About Helen McKerral

Horticultural journalist, photographer, contributor to many garden magazines, and author of 'Gardening on a Shoestring'. Adelaide Hills, South Australia

3 thoughts on “How to install inline drip irrigation – tips and tricks

  1. Funny timing for me – I’ve just ripped out a whole lot of Netafim inline drip irrigation from my garden. I’ve found that my soil texture is too sandy for it to work well, as water just doesn’t move sideways in the soil nearly far enough to cover the whole area. I’d need to have so many metres coiled through the garden there’d be no room for plants! I’m guessing your soil has a good amount of clay in it?

  2. David McKechnie on said:

    After maintaining various installations, I do look forward to your next posting about replanting though the irrigation system. Although it comes down to horses for courses.

    Dripline is useful for row edges, hedges lines or have an inter row spacing of not more than 200mm. Within garden beds because it is dynamic with pant growth, planting times, root depths soil type (potting medias) I use OCTA 8 or shrubber type emitters.

    These are connected to a ring of 13mm (or 19mm) tube on the edge of the bed by 4mm spaghetti tube. Much easier to weed.

  3. helen mckerral on said:

    @ Catherine, yes, my soil is very clay. So far the dripline is working a treat, but I am using the miniscape with 15cm spacing (which may be discontinued?). I’m still working out durations – there will be some fine-tuning, I’m sure. And I’ve set them up so I can just lift the whole section, keep it there with a stake, and add manure/compost at the end of the season. Also, they’re flexible enough to just push aside – so far, no problems.

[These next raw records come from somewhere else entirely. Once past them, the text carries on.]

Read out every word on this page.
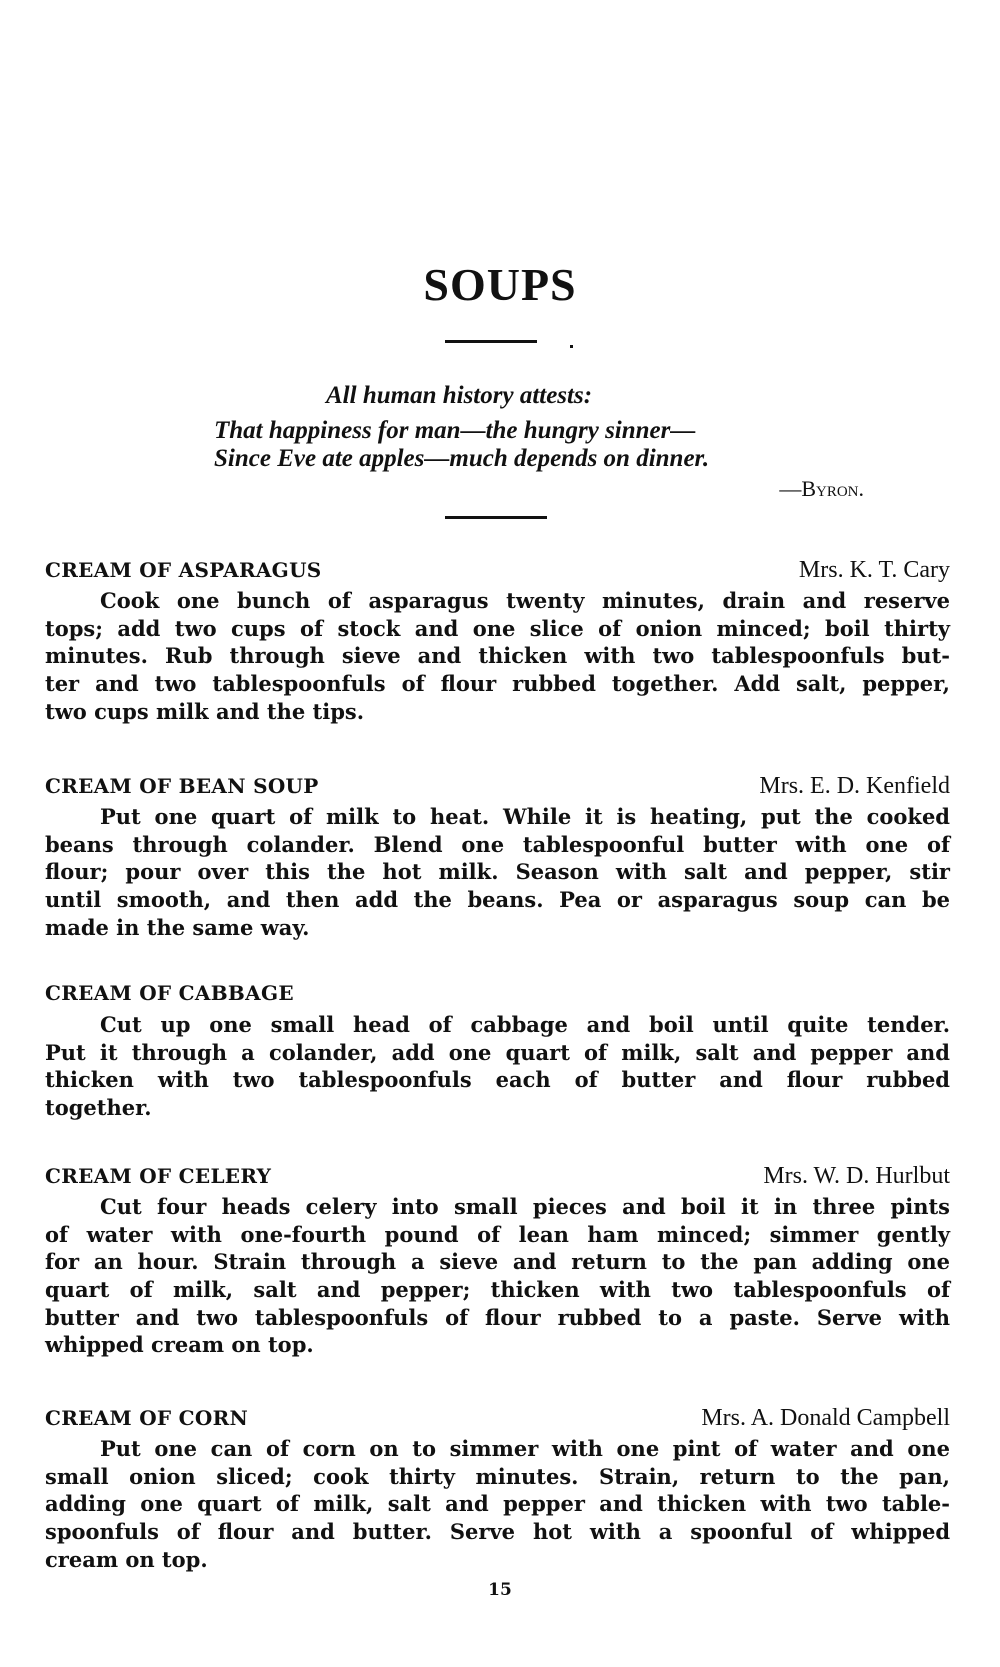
SOUPS
All human history attests:
That happiness for man—the hungry sinner—
Since Eve ate apples—much depends on dinner.
—Byron.
CREAM OF ASPARAGUS	Mrs. K. T. Cary
Cook one bunch of asparagus twenty minutes, drain and reserve
tops; add two cups of stock and one slice of onion minced; boil thirty
minutes. Rub through sieve and thicken with two tablespoonfuls but-
ter and two tablespoonfuls of flour rubbed together. Add salt, pepper,
two cups milk and the tips.
CREAM OF BEAN SOUP	Mrs. E. D. Kenfield
Put one quart of milk to heat. While it is heating, put the cooked
beans through colander. Blend one tablespoonful butter with one of
flour; pour over this the hot milk. Season with salt and pepper, stir
until smooth, and then add the beans. Pea or asparagus soup can be
made in the same way.
CREAM OF CABBAGE
Cut up one small head of cabbage and boil until quite tender.
Put it through a colander, add one quart of milk, salt and pepper and
thicken with two tablespoonfuls each of butter and flour rubbed
together.
CREAM OF CELERY	Mrs. W. D. Hurlbut
Cut four heads celery into small pieces and boil it in three pints
of water with one-fourth pound of lean ham minced; simmer gently
for an hour. Strain through a sieve and return to the pan adding one
quart of milk, salt and pepper; thicken with two tablespoonfuls of
butter and two tablespoonfuls of flour rubbed to a paste. Serve with
whipped cream on top.
CREAM OF CORN	Mrs. A. Donald Campbell
Put one can of corn on to simmer with one pint of water and one
small onion sliced; cook thirty minutes. Strain, return to the pan,
adding one quart of milk, salt and pepper and thicken with two table-
spoonfuls of flour and butter. Serve hot with a spoonful of whipped
cream on top.
15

    David, so far I’ve had no problem replanting through the dripline, but we will see in the longer term because I’ve scattered small lavenders etc through the vegie beds, so they may make lifting sections awkward (it’s not the replanting that’s tricky, but the digging through of compost and manure). My lines are about 30cm apart, but the whole section, including the manifold poly, lifts completely up and out of the way for digging. And yes, I have quite a few of the adjustable flow drippers on spaghetti lines in addition to the Miniscape.